Wednesday, January 10, 2007

The iPhone Introduction - Marketing At Its Best!

For you marketers out there, if you haven't seen Steve Jobs' iPhone announcement presentation at Macworld yesterday, it is worth taking the time to check it out. It is marketing at its best. Besides the fact that the product itself seems to be the coolest thing since, well, the iPod, Jobs shows how presentations should be done. He uses a lot of the basic tenets on giving a good presentation...
  • Keep your messages simple and repeat them over and over again. The primary iPhone message was, "The iPhone is a three-in-one device -- an iPod, a cell phone, and an Internet communicator." There is no way you don't remember that after watching Jobs' presentation.
  • Tell people what you are going to tell them, then tell them, then tell them what you have just told them. For each element of the iPhone (iPod, cell phone, Internet communicator), there were key messages that were communicated, then demo'd, then communicated again.
  • Keep your slides simple. The number of words used on each slide was minimal. You didn't spend all of your time trying to read the slides.
I am generally not a gadget guy but when it comes to the cell phone/PDA, I have been a devoted Palm/Treo guy from the get-go. After seeing Jobs' presentation, however, I wish I could have run out and purchased an iPhone right away. After thinking about it overnight and after reading some of the early hands-on reviews, my feelings are a bit more tempered. Here are a couple questions I need answered before I make a purchase:
  • Will I be able to sync my Outlook contact/calendar info into iTunes? Michael Gartenberg of Jupiter Research is not sure about this. Would Apple really ignore Outlook's installed base of about 300 million users?

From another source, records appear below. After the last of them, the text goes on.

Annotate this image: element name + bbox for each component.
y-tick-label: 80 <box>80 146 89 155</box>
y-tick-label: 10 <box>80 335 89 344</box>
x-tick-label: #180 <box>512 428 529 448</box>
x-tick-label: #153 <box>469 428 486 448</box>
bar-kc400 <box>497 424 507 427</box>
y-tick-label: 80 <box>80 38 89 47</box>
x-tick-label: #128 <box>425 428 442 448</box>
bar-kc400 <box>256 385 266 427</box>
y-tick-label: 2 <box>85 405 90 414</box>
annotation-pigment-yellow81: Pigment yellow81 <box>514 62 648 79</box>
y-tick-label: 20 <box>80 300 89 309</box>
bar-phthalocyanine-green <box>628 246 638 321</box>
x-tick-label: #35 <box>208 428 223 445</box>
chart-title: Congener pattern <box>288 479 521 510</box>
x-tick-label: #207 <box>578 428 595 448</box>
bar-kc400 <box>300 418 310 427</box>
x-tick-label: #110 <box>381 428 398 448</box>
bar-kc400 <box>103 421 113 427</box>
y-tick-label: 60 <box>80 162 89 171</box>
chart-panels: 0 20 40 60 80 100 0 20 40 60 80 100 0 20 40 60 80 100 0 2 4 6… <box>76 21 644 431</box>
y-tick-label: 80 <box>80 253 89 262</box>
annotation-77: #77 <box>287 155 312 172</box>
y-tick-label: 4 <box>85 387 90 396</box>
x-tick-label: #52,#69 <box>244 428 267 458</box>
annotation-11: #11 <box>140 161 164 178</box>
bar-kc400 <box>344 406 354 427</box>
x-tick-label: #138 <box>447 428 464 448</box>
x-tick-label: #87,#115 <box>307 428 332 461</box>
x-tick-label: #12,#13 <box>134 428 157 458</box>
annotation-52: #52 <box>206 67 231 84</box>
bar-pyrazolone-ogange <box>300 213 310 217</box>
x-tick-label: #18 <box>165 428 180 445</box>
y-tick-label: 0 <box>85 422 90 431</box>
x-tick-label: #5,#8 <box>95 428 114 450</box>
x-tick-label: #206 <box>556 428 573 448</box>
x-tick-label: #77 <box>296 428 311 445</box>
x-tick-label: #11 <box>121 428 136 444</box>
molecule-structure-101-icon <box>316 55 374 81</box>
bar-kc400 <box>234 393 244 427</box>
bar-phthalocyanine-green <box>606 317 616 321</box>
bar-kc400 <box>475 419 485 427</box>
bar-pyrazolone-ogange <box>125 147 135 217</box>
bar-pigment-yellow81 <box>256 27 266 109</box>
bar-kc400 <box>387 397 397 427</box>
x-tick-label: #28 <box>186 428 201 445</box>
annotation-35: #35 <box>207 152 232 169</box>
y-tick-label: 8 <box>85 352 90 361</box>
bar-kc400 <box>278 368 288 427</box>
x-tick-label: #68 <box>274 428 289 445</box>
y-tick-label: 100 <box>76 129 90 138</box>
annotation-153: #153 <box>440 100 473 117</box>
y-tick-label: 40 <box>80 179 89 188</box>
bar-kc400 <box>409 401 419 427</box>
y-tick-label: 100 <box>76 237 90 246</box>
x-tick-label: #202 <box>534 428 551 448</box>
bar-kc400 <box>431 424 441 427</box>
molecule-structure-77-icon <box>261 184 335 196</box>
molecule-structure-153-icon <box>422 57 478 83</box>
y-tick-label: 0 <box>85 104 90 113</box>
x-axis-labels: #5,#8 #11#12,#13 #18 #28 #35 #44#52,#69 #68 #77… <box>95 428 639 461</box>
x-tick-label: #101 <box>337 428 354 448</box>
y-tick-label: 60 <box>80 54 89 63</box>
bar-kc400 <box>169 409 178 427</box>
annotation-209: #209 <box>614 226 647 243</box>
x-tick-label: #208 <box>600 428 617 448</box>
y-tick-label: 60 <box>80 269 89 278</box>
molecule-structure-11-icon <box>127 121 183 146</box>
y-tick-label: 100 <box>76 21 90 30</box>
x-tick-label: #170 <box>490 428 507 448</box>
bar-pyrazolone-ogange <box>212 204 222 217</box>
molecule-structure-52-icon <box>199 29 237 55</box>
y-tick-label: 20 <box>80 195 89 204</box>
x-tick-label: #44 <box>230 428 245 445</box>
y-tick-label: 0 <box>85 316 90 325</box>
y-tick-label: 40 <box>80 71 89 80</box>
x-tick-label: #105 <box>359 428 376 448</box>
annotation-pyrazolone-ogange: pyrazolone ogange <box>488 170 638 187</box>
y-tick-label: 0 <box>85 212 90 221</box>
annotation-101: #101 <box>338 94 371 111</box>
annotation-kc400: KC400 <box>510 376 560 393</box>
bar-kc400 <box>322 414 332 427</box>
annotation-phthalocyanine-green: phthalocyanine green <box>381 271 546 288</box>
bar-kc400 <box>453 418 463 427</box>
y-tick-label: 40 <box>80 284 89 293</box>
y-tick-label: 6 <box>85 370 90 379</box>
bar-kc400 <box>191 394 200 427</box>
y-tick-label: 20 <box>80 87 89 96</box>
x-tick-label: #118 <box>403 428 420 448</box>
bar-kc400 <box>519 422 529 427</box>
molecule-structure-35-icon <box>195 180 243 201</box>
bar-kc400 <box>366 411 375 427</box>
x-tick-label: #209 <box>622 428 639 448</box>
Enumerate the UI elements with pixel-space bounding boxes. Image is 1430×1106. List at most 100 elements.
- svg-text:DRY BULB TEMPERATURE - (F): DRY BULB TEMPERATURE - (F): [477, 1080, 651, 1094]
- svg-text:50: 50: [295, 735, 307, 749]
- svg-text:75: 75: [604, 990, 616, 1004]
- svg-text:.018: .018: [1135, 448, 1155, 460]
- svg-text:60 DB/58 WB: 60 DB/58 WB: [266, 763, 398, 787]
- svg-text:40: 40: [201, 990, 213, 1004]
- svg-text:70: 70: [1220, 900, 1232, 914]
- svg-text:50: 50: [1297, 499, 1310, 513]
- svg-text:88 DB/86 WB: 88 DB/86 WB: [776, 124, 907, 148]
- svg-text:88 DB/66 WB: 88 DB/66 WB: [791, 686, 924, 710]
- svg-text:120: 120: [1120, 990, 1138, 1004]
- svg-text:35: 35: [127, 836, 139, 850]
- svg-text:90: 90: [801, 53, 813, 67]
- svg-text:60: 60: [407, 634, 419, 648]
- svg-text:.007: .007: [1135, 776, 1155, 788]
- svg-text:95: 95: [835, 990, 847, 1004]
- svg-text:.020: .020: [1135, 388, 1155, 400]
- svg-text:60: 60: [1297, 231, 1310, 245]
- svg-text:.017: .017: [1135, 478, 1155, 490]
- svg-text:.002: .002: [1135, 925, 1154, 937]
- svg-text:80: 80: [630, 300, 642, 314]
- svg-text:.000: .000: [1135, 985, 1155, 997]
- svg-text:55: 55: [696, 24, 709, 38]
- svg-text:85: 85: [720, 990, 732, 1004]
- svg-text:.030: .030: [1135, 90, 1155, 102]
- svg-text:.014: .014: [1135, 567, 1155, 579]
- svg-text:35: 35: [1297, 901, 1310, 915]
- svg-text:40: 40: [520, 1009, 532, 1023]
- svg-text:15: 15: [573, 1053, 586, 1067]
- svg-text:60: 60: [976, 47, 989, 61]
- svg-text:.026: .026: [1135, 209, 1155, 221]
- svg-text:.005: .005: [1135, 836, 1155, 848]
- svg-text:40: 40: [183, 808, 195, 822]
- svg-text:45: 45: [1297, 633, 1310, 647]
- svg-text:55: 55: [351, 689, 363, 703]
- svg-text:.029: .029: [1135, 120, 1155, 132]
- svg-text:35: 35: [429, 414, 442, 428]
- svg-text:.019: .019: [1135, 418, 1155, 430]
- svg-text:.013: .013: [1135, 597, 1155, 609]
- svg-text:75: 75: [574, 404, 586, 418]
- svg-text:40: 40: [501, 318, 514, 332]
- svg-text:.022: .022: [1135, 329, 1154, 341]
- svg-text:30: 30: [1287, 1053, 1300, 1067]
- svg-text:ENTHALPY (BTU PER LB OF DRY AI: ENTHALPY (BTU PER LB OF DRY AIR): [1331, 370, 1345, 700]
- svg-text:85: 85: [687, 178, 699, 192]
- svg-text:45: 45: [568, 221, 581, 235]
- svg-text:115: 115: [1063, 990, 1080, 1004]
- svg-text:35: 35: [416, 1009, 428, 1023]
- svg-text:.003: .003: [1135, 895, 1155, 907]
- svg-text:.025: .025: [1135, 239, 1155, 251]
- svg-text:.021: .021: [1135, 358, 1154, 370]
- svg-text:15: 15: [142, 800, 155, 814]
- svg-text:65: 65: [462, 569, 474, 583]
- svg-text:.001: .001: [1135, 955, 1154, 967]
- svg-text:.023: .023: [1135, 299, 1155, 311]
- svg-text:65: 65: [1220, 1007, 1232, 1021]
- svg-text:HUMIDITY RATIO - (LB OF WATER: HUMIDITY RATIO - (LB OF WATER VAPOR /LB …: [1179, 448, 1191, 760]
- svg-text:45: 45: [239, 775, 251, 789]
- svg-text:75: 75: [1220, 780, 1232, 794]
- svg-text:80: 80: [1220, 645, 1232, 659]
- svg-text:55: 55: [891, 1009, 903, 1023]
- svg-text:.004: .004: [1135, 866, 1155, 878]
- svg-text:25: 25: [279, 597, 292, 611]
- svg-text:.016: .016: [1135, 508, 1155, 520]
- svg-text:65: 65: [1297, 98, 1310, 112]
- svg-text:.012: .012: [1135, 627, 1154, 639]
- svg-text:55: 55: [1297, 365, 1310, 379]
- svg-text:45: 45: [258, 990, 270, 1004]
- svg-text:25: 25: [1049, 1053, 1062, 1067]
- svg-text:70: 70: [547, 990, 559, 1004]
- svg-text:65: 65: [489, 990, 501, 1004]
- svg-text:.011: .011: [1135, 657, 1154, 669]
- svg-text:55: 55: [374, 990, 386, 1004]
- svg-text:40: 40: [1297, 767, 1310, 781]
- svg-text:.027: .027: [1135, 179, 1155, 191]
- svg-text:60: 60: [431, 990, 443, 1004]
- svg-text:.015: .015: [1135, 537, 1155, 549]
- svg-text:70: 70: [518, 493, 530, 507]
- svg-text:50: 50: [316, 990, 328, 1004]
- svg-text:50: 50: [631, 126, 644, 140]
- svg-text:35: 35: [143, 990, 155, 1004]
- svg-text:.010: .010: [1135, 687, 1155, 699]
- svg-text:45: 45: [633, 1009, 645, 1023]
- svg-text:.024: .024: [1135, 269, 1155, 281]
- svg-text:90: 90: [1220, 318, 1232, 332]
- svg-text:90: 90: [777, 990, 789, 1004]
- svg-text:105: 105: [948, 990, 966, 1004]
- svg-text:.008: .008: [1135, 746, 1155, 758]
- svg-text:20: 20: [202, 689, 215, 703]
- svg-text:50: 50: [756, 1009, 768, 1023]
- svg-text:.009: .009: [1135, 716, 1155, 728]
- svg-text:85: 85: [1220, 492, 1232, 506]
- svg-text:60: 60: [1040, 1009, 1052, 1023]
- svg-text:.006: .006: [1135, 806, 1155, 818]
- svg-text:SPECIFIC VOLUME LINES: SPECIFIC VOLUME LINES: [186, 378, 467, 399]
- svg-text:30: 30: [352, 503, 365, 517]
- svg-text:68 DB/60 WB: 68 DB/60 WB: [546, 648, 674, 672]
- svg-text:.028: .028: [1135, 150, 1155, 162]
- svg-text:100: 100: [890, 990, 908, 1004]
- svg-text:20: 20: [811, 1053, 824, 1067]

  • Will I be able to drive the iPhone with one hand? One of the things I love about the Treo is that I can do almost everything I need to do with one hand. To drive the iPhone with one hand, the thumb needs to be used to make gestures. In Gizmodo's initial use of the iPhone, they think you may need to use your index finger for typing, not your thumb. Is this also true for other gestures?
Despite these questions, I am still excited about the iPhone and I plan to spend some time up at Macworld tomorrow to take a look a today's version of the Hope Diamond.